At the time of writing, Cerebras stock is down nearly 40% versus its year-to-date high.

Why Cerebras’s stock price decline may be unfair

Feldman clarified that the projected sequential decline in gross margin reflects an infrastructure bottleneck rather than a flaw in product pricing or core demand.

To satisfy an unprecedented rush of orders, the company is temporarily leasing back high-performance systems from its largest buyers while fresh data center infrastructure is constructed.

“Everybody wants more tokens,” he told CNBC, explaining that Cerebras Systems Inc chose to maximize customer satisfaction over short-term numbers.

“We had a choice and we could pass on the demand or we could keep our customers delighted... by renting some of our own gear back and taking a slightly lower margin.”

Crucially, CBRS shares may be attractive to buy on the post-earnings dip today because full-year core gross margin expectations were actually raised by 10 points versus the pre-IPO roadmap.

Titrated lockup expiration may be hurting CBRS shares

The sharp sell-off in Cerebras shares today may be exacerbated due to structural equity dynamics, specifically an unconventional lockup expiration framework.

Unlike traditional IPOs that restrict early investors from selling until a single 180-day cliff passes, CBRS opted for a phased approach designed to mitigate sudden market flooding.

Feldman said the company chose to “titrate out” its lockup restrictions – allowing partial tranches to unlock immediately on day one, followed by additional allocations directly after the first and second earnings calls.

This structured release may have triggered a wave of localized selling volume on Jun 24 as insiders liquidated early positions, creating intense downward pressure despite the underlying operational beat.

Should you buy the dip in Cerebras Systems

Despite immediate market friction, CBRS stock remains attractive because the firm's commercial trajectory is remarkably robust, anchored by a multi-year backlog exceeding $24 billion (approx.

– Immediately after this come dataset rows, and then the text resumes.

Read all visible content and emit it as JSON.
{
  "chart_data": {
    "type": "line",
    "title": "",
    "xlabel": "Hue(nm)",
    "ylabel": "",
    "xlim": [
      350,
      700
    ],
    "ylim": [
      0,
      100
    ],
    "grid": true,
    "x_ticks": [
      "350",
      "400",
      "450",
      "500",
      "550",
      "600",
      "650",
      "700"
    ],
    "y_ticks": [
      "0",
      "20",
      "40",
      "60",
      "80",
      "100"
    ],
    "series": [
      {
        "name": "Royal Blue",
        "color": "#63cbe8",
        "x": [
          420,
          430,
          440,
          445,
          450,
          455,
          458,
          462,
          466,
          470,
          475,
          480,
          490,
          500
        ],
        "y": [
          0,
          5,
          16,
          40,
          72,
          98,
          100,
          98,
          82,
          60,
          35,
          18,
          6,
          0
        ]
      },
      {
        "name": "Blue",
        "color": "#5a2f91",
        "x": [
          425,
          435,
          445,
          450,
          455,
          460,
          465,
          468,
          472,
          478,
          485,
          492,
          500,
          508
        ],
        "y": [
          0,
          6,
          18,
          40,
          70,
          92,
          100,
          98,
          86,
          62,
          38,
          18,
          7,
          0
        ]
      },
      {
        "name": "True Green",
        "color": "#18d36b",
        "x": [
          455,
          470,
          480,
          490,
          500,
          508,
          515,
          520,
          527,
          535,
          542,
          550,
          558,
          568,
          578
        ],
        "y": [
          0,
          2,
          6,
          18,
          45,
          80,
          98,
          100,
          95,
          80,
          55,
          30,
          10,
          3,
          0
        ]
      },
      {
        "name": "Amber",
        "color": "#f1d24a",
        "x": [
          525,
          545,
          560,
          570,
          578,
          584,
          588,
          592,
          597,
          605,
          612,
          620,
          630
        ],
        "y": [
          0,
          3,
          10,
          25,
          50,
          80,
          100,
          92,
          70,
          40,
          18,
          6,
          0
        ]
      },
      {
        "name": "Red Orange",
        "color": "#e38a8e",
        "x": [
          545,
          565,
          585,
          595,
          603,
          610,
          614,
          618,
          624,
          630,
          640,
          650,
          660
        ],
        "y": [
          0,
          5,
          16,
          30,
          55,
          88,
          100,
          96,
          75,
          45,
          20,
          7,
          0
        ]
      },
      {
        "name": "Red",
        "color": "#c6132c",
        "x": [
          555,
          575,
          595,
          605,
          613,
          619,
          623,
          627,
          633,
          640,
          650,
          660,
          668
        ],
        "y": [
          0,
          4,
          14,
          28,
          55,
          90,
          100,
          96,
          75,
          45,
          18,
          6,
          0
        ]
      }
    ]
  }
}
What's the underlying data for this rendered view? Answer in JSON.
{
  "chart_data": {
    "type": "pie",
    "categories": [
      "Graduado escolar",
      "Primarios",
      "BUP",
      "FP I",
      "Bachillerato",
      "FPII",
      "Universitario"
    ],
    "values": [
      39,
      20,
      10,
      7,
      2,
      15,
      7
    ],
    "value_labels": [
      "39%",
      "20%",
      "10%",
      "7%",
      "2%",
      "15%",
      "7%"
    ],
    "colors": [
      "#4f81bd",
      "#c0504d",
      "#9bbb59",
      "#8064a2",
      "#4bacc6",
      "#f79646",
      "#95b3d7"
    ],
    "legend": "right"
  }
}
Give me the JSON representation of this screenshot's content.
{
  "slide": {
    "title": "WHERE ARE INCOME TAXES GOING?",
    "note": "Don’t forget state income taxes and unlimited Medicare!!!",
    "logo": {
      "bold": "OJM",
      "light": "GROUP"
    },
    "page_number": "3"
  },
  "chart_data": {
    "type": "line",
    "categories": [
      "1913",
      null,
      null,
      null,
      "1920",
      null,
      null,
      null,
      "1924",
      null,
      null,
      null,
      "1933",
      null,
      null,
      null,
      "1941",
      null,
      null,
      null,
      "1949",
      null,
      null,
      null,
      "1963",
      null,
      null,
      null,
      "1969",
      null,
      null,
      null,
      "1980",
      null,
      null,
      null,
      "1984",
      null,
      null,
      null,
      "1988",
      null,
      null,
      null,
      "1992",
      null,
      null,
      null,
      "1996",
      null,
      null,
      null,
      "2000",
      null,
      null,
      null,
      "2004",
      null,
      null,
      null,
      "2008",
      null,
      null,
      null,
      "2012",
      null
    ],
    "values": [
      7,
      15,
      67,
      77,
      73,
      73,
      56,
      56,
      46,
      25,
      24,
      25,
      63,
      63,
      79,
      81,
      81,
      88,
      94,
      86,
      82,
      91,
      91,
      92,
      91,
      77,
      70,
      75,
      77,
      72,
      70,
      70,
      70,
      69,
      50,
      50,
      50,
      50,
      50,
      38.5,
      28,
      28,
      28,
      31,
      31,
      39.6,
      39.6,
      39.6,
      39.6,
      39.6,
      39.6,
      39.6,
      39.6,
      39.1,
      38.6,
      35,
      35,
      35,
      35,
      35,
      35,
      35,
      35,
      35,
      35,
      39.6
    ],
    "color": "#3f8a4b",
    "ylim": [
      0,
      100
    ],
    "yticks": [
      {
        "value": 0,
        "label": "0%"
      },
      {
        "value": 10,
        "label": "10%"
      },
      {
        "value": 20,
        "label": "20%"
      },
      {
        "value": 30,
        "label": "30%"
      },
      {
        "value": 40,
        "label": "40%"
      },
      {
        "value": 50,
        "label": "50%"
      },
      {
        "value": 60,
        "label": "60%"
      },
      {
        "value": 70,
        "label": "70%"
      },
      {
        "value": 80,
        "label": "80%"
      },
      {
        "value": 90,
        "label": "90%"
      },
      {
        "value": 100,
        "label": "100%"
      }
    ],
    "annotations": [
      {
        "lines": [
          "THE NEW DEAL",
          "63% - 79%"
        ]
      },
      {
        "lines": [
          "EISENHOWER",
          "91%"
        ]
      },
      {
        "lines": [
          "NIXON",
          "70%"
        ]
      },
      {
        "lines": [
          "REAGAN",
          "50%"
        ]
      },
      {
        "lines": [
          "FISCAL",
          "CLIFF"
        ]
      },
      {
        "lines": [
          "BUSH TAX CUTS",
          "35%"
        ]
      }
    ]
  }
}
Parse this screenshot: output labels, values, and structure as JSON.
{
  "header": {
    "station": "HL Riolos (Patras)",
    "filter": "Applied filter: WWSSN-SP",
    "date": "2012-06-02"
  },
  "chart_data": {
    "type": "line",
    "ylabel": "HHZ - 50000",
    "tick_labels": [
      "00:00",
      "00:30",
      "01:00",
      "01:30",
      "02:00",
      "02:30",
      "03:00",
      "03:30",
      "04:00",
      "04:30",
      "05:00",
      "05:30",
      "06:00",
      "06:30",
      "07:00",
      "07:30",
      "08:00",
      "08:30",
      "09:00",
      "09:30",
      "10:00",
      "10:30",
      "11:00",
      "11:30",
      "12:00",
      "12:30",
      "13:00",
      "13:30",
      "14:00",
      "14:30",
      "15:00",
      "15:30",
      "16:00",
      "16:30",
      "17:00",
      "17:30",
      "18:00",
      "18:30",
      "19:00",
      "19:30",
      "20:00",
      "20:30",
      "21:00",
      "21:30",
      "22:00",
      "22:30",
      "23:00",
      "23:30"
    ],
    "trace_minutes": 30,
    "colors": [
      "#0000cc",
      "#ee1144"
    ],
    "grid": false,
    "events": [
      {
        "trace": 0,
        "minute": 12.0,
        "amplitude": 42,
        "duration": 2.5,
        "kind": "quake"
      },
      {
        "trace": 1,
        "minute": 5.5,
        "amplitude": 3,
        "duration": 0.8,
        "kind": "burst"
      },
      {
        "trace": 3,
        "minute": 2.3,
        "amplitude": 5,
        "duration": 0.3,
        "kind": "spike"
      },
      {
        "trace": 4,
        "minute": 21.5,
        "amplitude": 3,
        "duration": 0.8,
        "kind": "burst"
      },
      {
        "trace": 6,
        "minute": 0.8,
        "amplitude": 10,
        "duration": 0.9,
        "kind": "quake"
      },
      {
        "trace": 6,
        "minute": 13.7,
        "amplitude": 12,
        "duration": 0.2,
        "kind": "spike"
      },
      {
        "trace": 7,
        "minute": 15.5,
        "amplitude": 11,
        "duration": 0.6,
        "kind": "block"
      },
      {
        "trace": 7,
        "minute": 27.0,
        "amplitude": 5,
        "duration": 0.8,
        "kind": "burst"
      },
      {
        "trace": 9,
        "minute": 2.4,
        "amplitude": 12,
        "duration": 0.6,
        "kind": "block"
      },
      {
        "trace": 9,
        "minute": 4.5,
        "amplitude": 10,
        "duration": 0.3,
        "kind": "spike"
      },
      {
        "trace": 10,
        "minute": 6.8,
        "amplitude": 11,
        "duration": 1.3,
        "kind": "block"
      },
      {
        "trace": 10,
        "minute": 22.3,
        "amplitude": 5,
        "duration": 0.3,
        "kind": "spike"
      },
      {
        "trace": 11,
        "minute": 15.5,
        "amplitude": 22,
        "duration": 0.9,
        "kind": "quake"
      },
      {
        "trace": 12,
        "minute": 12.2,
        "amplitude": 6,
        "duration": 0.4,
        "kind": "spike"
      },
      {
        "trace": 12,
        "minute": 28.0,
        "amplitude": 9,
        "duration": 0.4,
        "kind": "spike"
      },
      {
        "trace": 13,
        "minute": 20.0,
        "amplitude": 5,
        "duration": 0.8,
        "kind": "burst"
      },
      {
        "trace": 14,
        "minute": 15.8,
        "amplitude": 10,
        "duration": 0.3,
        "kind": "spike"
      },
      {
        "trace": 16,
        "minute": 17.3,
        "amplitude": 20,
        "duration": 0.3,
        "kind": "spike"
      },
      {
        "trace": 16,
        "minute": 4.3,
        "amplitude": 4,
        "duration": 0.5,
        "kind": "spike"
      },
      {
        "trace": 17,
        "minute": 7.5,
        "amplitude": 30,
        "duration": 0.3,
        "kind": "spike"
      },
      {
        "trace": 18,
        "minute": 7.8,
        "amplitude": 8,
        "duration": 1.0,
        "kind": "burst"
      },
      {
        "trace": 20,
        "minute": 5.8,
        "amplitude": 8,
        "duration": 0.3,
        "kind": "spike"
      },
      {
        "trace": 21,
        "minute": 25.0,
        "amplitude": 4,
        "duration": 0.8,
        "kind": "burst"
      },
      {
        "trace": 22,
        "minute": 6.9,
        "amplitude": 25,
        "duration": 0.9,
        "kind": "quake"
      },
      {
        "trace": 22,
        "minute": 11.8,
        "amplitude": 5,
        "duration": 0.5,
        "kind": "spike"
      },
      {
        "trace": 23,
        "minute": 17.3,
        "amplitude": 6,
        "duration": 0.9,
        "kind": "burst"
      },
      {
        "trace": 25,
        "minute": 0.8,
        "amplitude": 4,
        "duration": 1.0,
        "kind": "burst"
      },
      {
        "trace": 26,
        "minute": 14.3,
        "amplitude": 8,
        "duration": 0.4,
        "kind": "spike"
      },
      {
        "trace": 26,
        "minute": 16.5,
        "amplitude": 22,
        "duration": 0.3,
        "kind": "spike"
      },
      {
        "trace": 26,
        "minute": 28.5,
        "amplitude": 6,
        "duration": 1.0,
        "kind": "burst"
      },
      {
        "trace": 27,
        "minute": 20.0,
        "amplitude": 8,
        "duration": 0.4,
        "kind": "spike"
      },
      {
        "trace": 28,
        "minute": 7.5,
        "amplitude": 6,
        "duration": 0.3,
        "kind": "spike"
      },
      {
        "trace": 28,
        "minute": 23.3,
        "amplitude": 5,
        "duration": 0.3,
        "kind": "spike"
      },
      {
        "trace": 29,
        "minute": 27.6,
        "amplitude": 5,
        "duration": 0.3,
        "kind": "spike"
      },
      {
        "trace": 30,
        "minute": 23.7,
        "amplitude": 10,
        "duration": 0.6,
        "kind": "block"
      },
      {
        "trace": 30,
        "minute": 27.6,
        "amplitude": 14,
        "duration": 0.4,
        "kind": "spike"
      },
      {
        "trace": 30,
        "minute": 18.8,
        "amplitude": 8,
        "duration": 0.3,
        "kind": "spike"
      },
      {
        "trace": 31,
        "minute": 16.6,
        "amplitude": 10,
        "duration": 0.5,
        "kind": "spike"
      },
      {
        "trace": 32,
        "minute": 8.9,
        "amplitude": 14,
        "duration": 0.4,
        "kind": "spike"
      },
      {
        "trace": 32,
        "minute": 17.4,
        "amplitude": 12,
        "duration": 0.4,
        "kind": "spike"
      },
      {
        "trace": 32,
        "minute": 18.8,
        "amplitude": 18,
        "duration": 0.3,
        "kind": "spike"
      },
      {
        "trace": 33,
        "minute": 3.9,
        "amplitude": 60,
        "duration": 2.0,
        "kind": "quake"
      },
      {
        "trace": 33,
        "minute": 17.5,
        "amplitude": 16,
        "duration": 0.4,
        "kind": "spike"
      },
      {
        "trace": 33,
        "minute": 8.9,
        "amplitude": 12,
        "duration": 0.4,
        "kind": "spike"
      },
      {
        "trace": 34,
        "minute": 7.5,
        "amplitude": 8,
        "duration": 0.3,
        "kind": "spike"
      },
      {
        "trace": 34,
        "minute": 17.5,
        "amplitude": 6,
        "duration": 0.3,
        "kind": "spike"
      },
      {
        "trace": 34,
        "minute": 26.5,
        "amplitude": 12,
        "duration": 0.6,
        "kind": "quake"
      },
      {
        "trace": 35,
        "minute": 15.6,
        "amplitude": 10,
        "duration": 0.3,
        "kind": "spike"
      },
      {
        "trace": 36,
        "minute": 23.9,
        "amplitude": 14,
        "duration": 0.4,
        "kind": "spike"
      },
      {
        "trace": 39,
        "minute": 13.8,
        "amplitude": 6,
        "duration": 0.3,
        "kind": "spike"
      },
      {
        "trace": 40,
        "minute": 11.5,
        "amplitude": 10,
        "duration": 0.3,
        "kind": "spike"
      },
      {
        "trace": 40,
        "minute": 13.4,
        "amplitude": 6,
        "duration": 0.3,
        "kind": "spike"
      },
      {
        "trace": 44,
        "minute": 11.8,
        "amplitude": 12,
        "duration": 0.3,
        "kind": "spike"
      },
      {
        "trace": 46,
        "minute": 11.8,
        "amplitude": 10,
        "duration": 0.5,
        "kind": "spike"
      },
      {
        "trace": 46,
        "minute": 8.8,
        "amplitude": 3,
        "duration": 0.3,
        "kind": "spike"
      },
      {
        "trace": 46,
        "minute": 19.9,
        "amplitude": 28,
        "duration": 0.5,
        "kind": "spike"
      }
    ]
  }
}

R 410,9 billion).

The chipmaker has fully finalized its massive master reseller agreement with OpenAI, a staggering contract worth "north of $20 billion (approx. R 342,4 billion)" to deploy 750 megawatts of specialized inference capacity.

Moreover, the company recently finalized its definitive collaboration agreement with Amazon Web Services (AWS), a partnership designed to put its blazing-fast hardware directly in front of global enterprises.

As the data center shortage eases throughout the back half of 2026 and these mega-contracts begin to filter into official consensus forecasts next year, Feldman remains confident that Cerebras’s hardware advantages will ultimately eclipse near-term infrastructure bottlenecks.